I wish I didn’t have to describe the scene that followed. But your vulgar curiosity must be satisfied. Yet how shall I bring it home to you, if you insist upon having a ghastly thing like that in your own home? I can only say that, when that brute in human form approached her as if to kiss and, my gawd! did not kiss, her bloodshot shrieks sounded as follows:

D! pdq *-&Dzp$Bjz!!! AAR D!gdf*

One would have thought they were dismembering a Member of Congress. Her screams filled the hall to repletion.

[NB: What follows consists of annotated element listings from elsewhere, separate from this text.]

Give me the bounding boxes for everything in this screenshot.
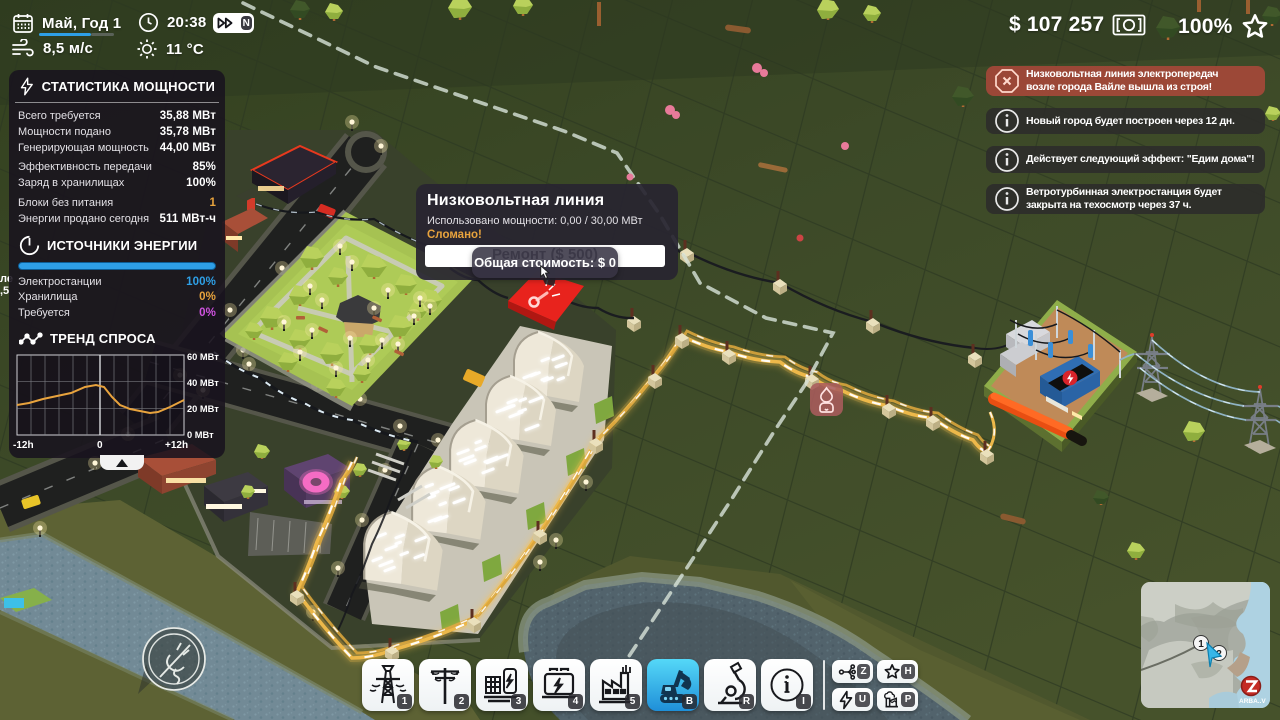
svg-text:40 МВт: 40 МВт <box>187 378 219 388</box>
svg-text:+12h: +12h <box>165 440 188 449</box>
svg-text:-12h: -12h <box>13 440 34 449</box>
svg-text:20 МВт: 20 МВт <box>187 404 219 414</box>
svg-text:0: 0 <box>97 440 103 449</box>
svg-text:0 МВт: 0 МВт <box>187 430 214 440</box>
svg-text:60 МВт: 60 МВт <box>187 353 219 362</box>
svg-text:1: 1 <box>1198 639 1204 650</box>
svg-text:ARBA..V: ARBA..V <box>1239 698 1266 705</box>
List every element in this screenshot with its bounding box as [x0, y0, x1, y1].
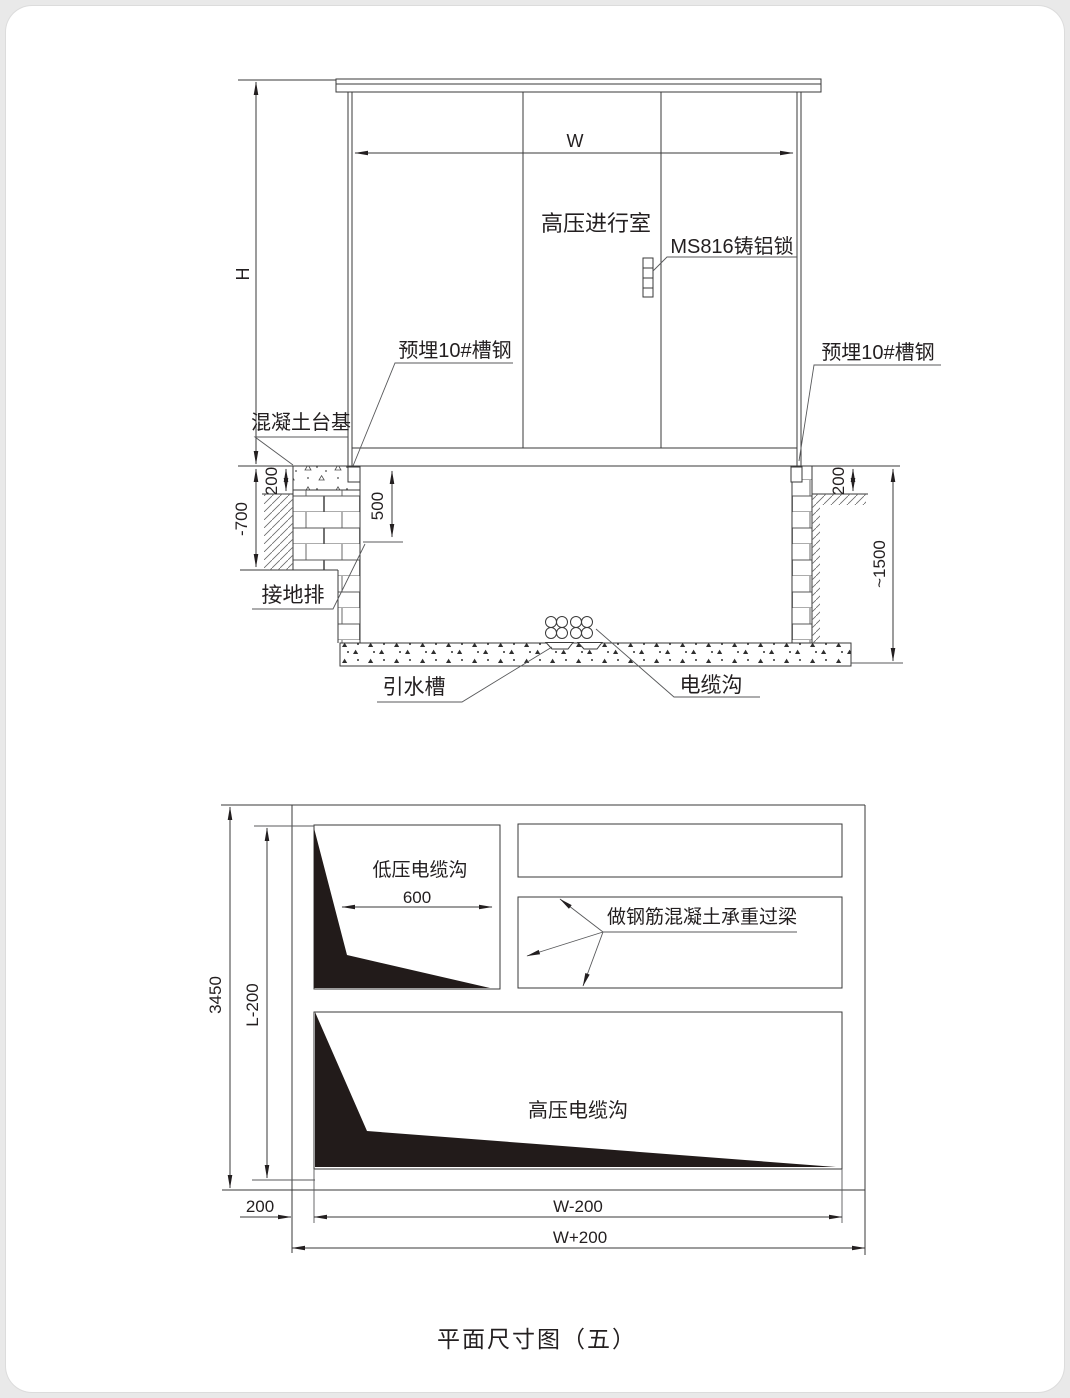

And still the man she would vamp and could not, kept three-eighths of an inch from her, his green mustache brushing her nose. It was a ticklish situation for Angela. As near he was as rent day, yet far away as fairyland or the Differential Calculus. She never could tell them apart; few can.

But what, ladies and gentlemen, was the most mysterious machine just abaft her fore-quarter, whose wheel, the while, was revolving with the hellish cruelty of a taxi-meter taking a girl home to the Bronx? It turned on and on. . . . Once she had left the water turned on all day in the bathtub. This was like that—only the floor was not so wet. . . . And as it turned, by her mixed groans one might have suspected her to be a giraffe with a stiff neck.

But she was not. She was only a young girl growing bilious. And at last, answering her cries for help, the room rose on one corner and bowed politely, then looped the loop and did a tailspin. Angela knew no more; indeed, not so much.

******

A spoonful of gasoline, forced between her lips, revived her; and she was released by a red-headed Chinaman. Him she might have kissed, perhaps, for Angela’s love was usually all-embracing. But it was too late; her kisses had staled. The man with the green mustache had disappeared. At first she thought he had taken her heart with him, and felt anxiously inside her corset. No, it was not gone, but it was going.

******

Three weeks are supposed by some to have elapsed.

******

Entering a Hall of Records, one day, something—it may have been the Recorder—told her to ask for the new Catterwaulski records, so extensively advertised, of late, in all the best fly-papers. She heard, and, understanding, at last, thereby established a new record of her own for intelligence. Before her ears were reproduced the convulsive arpeggios of her late lamented anguish.

Yea, verily; in the distracted depths of Angela’s lovesickness, the Grafolion Company had discovered a new coloratura contralto. You can get her complete conniption on a 12-inch disc for $3.50.